Well, let’s see. I’ve been mentoring a playwrights’ unit at PTC, the first teaching gig of my adult life, which means creating a sort of curriculum as I go along. I’ve been continuing my writing and acting and auditioning, and more on those later. But I’ve also had a record-breaking, brain-bending run of translations.
Here’s a recap of all the pieces I have translated during the current theatre season:
• Rébecca Déraspe’s Gametes: reading at Ruby Slippers Theatre’s Advance Series of New Works by Women at the Vancouver Fringe (September)

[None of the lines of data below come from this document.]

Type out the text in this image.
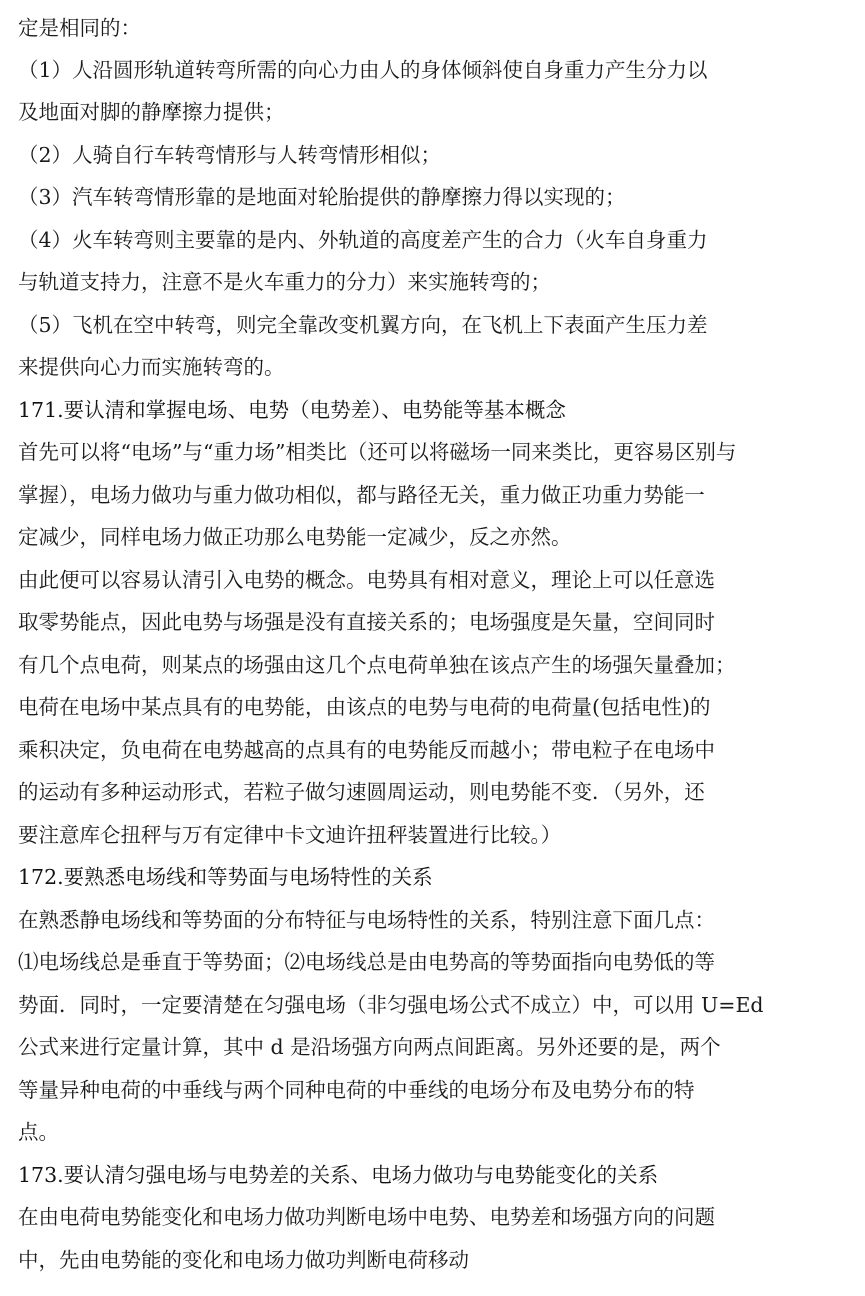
定是相同的：
（1）人沿圆形轨道转弯所需的向心力由人的身体倾斜使自身重力产生分力以
及地面对脚的静摩擦力提供；
（2）人骑自行车转弯情形与人转弯情形相似；
（3）汽车转弯情形靠的是地面对轮胎提供的静摩擦力得以实现的；
（4）火车转弯则主要靠的是内、外轨道的高度差产生的合力（火车自身重力
与轨道支持力，注意不是火车重力的分力）来实施转弯的；
（5）飞机在空中转弯，则完全靠改变机翼方向，在飞机上下表面产生压力差
来提供向心力而实施转弯的。
171.要认清和掌握电场、电势（电势差）、电势能等基本概念
首先可以将“电场”与“重力场”相类比（还可以将磁场一同来类比，更容易区别与
掌握），电场力做功与重力做功相似，都与路径无关，重力做正功重力势能一
定减少，同样电场力做正功那么电势能一定减少，反之亦然。
由此便可以容易认清引入电势的概念。电势具有相对意义，理论上可以任意选
取零势能点，因此电势与场强是没有直接关系的；电场强度是矢量，空间同时
有几个点电荷，则某点的场强由这几个点电荷单独在该点产生的场强矢量叠加；
电荷在电场中某点具有的电势能，由该点的电势与电荷的电荷量(包括电性)的
乘积决定，负电荷在电势越高的点具有的电势能反而越小；带电粒子在电场中
的运动有多种运动形式，若粒子做匀速圆周运动，则电势能不变．（另外，还
要注意库仑扭秤与万有定律中卡文迪许扭秤装置进行比较。）
172.要熟悉电场线和等势面与电场特性的关系
在熟悉静电场线和等势面的分布特征与电场特性的关系，特别注意下面几点：
⑴电场线总是垂直于等势面；⑵电场线总是由电势高的等势面指向电势低的等
势面．同时，一定要清楚在匀强电场（非匀强电场公式不成立）中，可以用 U=Ed
公式来进行定量计算，其中 d 是沿场强方向两点间距离。另外还要的是，两个
等量异种电荷的中垂线与两个同种电荷的中垂线的电场分布及电势分布的特
点。
173.要认清匀强电场与电势差的关系、电场力做功与电势能变化的关系
在由电荷电势能变化和电场力做功判断电场中电势、电势差和场强方向的问题
中，先由电势能的变化和电场力做功判断电荷移动
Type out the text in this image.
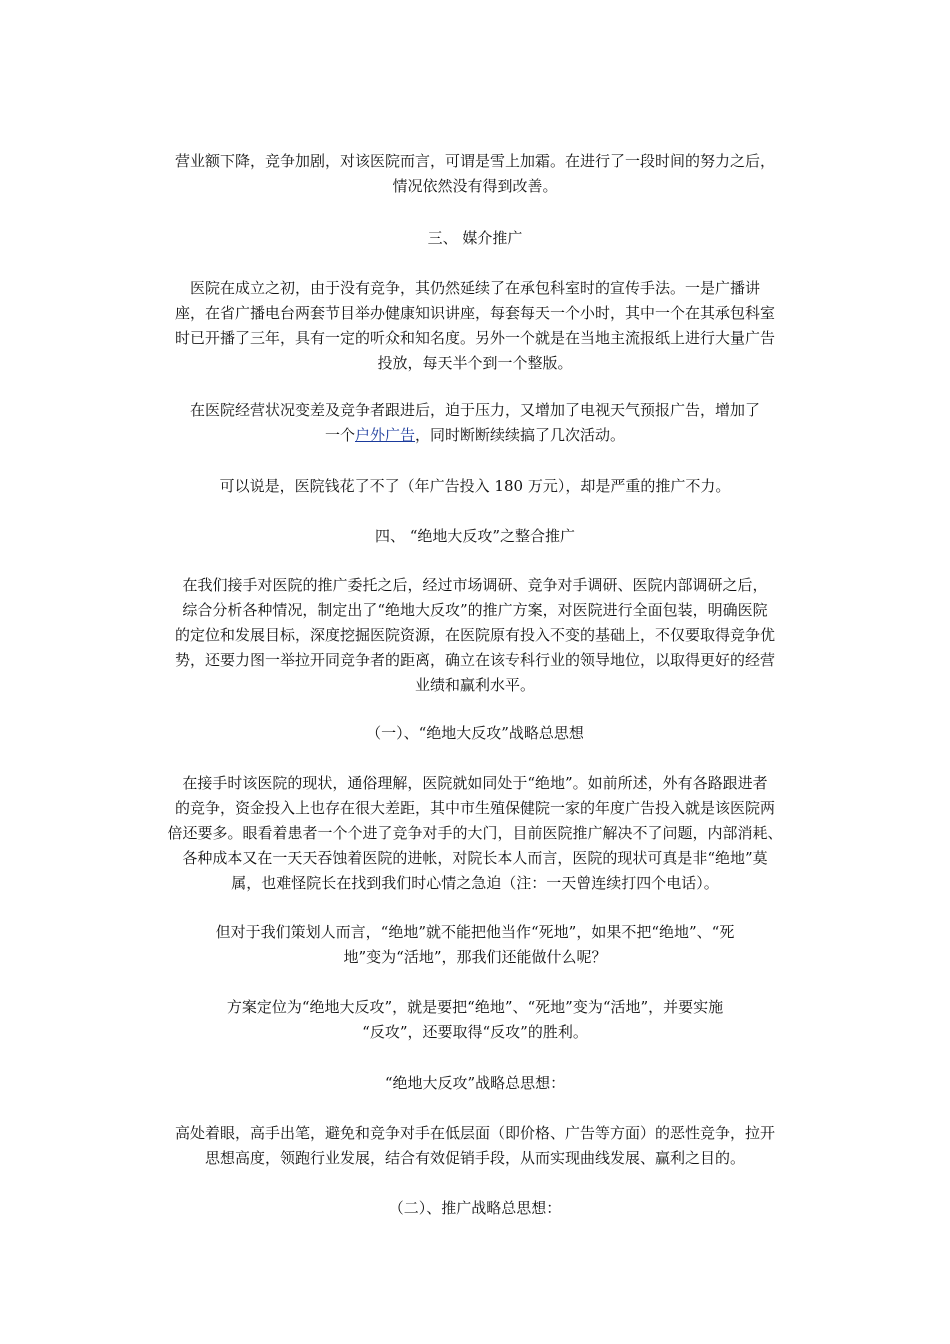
营业额下降，竞争加剧，对该医院而言，可谓是雪上加霜。在进行了一段时间的努力之后，
情况依然没有得到改善。
三、 媒介推广
医院在成立之初，由于没有竞争，其仍然延续了在承包科室时的宣传手法。一是广播讲
座，在省广播电台两套节目举办健康知识讲座，每套每天一个小时，其中一个在其承包科室
时已开播了三年，具有一定的听众和知名度。另外一个就是在当地主流报纸上进行大量广告
投放，每天半个到一个整版。
在医院经营状况变差及竞争者跟进后，迫于压力，又增加了电视天气预报广告，增加了
一个户外广告，同时断断续续搞了几次活动。
可以说是，医院钱花了不了（年广告投入 180 万元），却是严重的推广不力。
四、 “绝地大反攻”之整合推广
在我们接手对医院的推广委托之后，经过市场调研、竞争对手调研、医院内部调研之后，
综合分析各种情况，制定出了“绝地大反攻”的推广方案，对医院进行全面包装，明确医院
的定位和发展目标，深度挖掘医院资源，在医院原有投入不变的基础上，不仅要取得竞争优
势，还要力图一举拉开同竞争者的距离，确立在该专科行业的领导地位，以取得更好的经营
业绩和赢利水平。
（一）、“绝地大反攻”战略总思想
在接手时该医院的现状，通俗理解，医院就如同处于“绝地”。如前所述，外有各路跟进者
的竞争，资金投入上也存在很大差距，其中市生殖保健院一家的年度广告投入就是该医院两
倍还要多。眼看着患者一个个进了竞争对手的大门，目前医院推广解决不了问题，内部消耗、
各种成本又在一天天吞蚀着医院的进帐，对院长本人而言，医院的现状可真是非“绝地”莫
属，也难怪院长在找到我们时心情之急迫（注：一天曾连续打四个电话）。
但对于我们策划人而言，“绝地”就不能把他当作“死地”，如果不把“绝地”、“死
地”变为“活地”，那我们还能做什么呢？
方案定位为“绝地大反攻”，就是要把“绝地”、“死地”变为“活地”，并要实施
“反攻”，还要取得“反攻”的胜利。
“绝地大反攻”战略总思想：
高处着眼，高手出笔，避免和竞争对手在低层面（即价格、广告等方面）的恶性竞争，拉开
思想高度，领跑行业发展，结合有效促销手段，从而实现曲线发展、赢利之目的。
（二）、推广战略总思想：
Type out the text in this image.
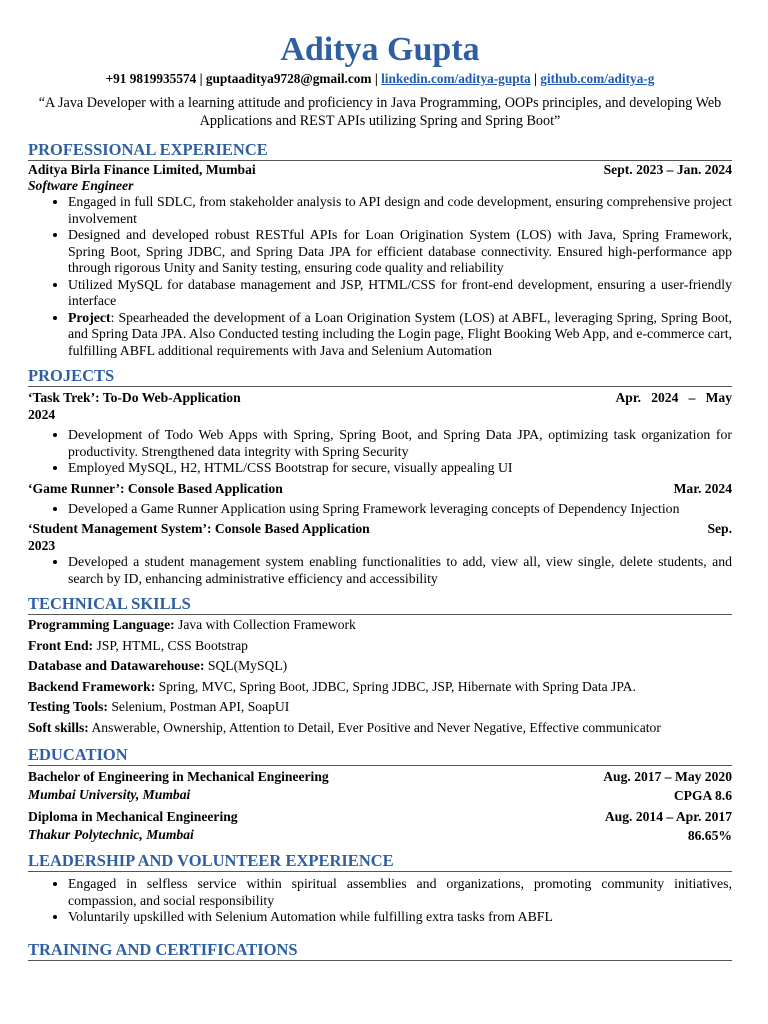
Aditya Gupta
+91 9819935574 | guptaaditya9728@gmail.com | linkedin.com/aditya-gupta | github.com/aditya-g
“A Java Developer with a learning attitude and proficiency in Java Programming, OOPs principles, and developing Web Applications and REST APIs utilizing Spring and Spring Boot”
PROFESSIONAL EXPERIENCE
Aditya Birla Finance Limited, Mumbai	Sept. 2023 – Jan. 2024
Software Engineer
• Engaged in full SDLC, from stakeholder analysis to API design and code development, ensuring comprehensive project involvement
• Designed and developed robust RESTful APIs for Loan Origination System (LOS) with Java, Spring Framework, Spring Boot, Spring JDBC, and Spring Data JPA for efficient database connectivity. Ensured high-performance app through rigorous Unity and Sanity testing, ensuring code quality and reliability
• Utilized MySQL for database management and JSP, HTML/CSS for front-end development, ensuring a user-friendly interface
• Project: Spearheaded the development of a Loan Origination System (LOS) at ABFL, leveraging Spring, Spring Boot, and Spring Data JPA. Also Conducted testing including the Login page, Flight Booking Web App, and e-commerce cart, fulfilling ABFL additional requirements with Java and Selenium Automation
PROJECTS
‘Task Trek’: To-Do Web-Application	Apr.   2024   –   May
2024
• Development of Todo Web Apps with Spring, Spring Boot, and Spring Data JPA, optimizing task organization for productivity. Strengthened data integrity with Spring Security
• Employed MySQL, H2, HTML/CSS Bootstrap for secure, visually appealing UI
‘Game Runner’: Console Based Application	Mar. 2024
• Developed a Game Runner Application using Spring Framework leveraging concepts of Dependency Injection
‘Student Management System’: Console Based Application	Sep.
2023
• Developed a student management system enabling functionalities to add, view all, view single, delete students, and search by ID, enhancing administrative efficiency and accessibility
TECHNICAL SKILLS
Programming Language: Java with Collection Framework
Front End: JSP, HTML, CSS Bootstrap
Database and Datawarehouse: SQL(MySQL)
Backend Framework: Spring, MVC, Spring Boot, JDBC, Spring JDBC, JSP, Hibernate with Spring Data JPA.
Testing Tools: Selenium, Postman API, SoapUI
Soft skills: Answerable, Ownership, Attention to Detail, Ever Positive and Never Negative, Effective communicator
EDUCATION
Bachelor of Engineering in Mechanical Engineering	Aug. 2017 – May 2020
Mumbai University, Mumbai	CPGA 8.6
Diploma in Mechanical Engineering	Aug. 2014 – Apr. 2017
Thakur Polytechnic, Mumbai	86.65%
LEADERSHIP AND VOLUNTEER EXPERIENCE
• Engaged in selfless service within spiritual assemblies and organizations, promoting community initiatives, compassion, and social responsibility
• Voluntarily upskilled with Selenium Automation while fulfilling extra tasks from ABFL
TRAINING AND CERTIFICATIONS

• Rébecca Déraspe’s I Am William: premiered by Théâtre le Clou at Les Coups de théâtre (Montréal, October)
• David Paquet’s Wildfire: public reading by Talisman Theatre/Playwrights Workshop Montréal (Montréal, October)
• David Paquet’s The Shoe: Translated for Théâtre la Seizième… three times!
– Early, rough translation, purely for the English-speaking designers of the French-language world premiere.
– Surtitle translation for the French-language premiere. (Surtitles, which are highly compressed versions of a text, are a very different proposition from regular theatrical translation.)
– Final, polished translation of production version, for consideration by the Jessie Awards jury for best new script. (Vancouver)
• Amélie Dumoulin’s Violette for Joe Jack et John (upcoming)
• Christian Bégin’s Why Are You Crying? for Ruby Slippers Theatre (Vancouver)
• Sébastien Harrisson’s Two-Part Inventions for Les Deux Mondes (premieres May 19 at Harbourfront’s Junior Festival, Toronto)
Plus the projects I am scheduled to complete this spring:
• Olivier Sylvestre’s The Desert and Philippe Soldevila’s Tales of the Snow, both for BoucheWHACKED! Theatre (Vancouver/Halifax)
That is nine plays in one year. Nine. Nine plays. That is not, to put it mildly, normal. And that is not even the whole story. So please bear with me over the next couple of weeks while I update my website and put my brain back together…!
entre:
(1) VERB, imperative singular form of entrer, “to enter”… i.e., make your appearance onstage.
(2) PREPOSITION, “between”, as in the sentence “Sa caboche était maganée, pis pognée entre deux cultures, à force de traduire neuf pièces de théâtre en une saison.”